While the album never reaches the epic, rock opera-esque heights that early highlight 'Turning Away' promises, what Whibley and Co. do offer is solid and impressive nonetheless. Lead single 'Out For Blood' arrives sounding utterly thunderous - it's fast, it's punchy and full of the venom of which Deryck Whibley spits plenty across the record. Its blend of horror punk attitude and metallic guitar soloing will have the rock purists in particular sighing in relief, and admittedly, a guitar band that wants to remain a guitar band in 2019 may be quite nice to hear for some. However, while this slick new heaviness suits the band well and there is just enough variety to prevent tracks from blending into each other, the softer ballads on this record are certainly not to be underestimated. 'Never There' is one of the most personal songs the band has ever put to tape, being the only song written to date about Deryck Whibley's father, whom he has never met, which provides an intimate moment of respite from the raw angst of the tracks that come either side of it. Equally, closer 'Catching Fire' ends the album on a quieter, more pensive note as Whibley's personal feelings and the influence of the wider world combine as he ponders how life would be if he was in the position of the loved ones of those like Chris Cornell and Chester Bennington who we have lost to suicide in recent years.
Elsewhere, it becomes interesting to note, when listening to this album, that the songs you hear were never intended to be overtly political. We get, in turn, a lyric book that reflects the mindset of a man going about his own life and dealing with his own thoughts while remaining tense and troubled as he looks at the world around him.

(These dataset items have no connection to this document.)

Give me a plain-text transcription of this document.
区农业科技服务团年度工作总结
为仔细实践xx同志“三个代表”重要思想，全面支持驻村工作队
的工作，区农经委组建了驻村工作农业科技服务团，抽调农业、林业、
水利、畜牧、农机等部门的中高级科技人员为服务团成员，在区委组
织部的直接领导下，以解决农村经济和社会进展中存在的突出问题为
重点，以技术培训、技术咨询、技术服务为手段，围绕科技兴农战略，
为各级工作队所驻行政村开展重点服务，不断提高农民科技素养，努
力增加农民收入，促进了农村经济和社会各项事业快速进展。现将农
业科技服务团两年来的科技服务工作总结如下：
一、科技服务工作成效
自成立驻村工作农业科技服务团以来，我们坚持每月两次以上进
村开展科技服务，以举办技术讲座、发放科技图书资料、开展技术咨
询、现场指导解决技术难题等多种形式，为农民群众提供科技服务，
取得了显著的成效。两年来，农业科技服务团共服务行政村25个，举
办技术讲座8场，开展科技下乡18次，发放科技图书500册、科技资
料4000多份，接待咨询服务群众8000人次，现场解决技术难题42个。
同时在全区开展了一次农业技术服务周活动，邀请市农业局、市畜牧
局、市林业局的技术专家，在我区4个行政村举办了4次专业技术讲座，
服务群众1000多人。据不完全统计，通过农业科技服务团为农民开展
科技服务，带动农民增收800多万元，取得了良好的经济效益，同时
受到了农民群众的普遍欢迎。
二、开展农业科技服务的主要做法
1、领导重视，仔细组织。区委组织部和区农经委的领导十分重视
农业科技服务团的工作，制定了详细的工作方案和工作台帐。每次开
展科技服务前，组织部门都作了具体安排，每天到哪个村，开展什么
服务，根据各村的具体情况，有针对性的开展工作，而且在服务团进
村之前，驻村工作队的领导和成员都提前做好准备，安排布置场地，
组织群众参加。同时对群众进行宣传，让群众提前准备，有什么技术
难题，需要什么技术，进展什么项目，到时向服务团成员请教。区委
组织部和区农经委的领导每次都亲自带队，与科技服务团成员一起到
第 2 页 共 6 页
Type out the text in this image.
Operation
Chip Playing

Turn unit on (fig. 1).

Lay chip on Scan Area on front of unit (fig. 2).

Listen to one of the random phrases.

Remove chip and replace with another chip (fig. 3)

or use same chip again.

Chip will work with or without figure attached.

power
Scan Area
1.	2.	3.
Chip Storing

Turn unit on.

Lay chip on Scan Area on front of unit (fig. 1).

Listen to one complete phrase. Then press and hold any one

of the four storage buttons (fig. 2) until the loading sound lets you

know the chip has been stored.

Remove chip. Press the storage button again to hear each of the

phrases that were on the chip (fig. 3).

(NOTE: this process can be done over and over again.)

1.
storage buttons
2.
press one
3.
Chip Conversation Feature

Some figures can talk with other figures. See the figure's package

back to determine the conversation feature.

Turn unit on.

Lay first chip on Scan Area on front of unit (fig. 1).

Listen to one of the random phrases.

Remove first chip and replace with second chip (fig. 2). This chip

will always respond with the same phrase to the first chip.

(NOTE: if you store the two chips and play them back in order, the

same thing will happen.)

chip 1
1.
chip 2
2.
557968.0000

While '45 (A Matter of Time)' stands apart in its directness, seeing the band attempt to start a Rock Against Trump movement all by themselves, it seems that on tracks like 'Heads Will Roll' it is unclear whose voice we are hearing - Whibley himself, or a Trumpian leader? - and if this was intended, it's certainly unique, and definitely clever. However, aside from the more personal ballads previously mentioned, most of the songs adopt the same formula of deriding the political climate and the hate it has produced, and it doesn't take long before the lyrics all seem to say the same thing and each song serves the same purpose. It makes sense why the album is only 10 tracks long - any more songs on the same subject would've simply made it feel bloated.
'Order In Decline' isn't exactly 'American Idiot' for the Trump era, but it was never intended to be, and it doesn't need to be. In spite of its flaws, this isn't a record to be written off, especially for the world-weary fans and rock lovers alike who will relate to the frustration and tenseness within these songs. This is a throwback to the grit and heaviness of the rock music that most of us fell in love with, with its own modern twist, and in that light, it is a success.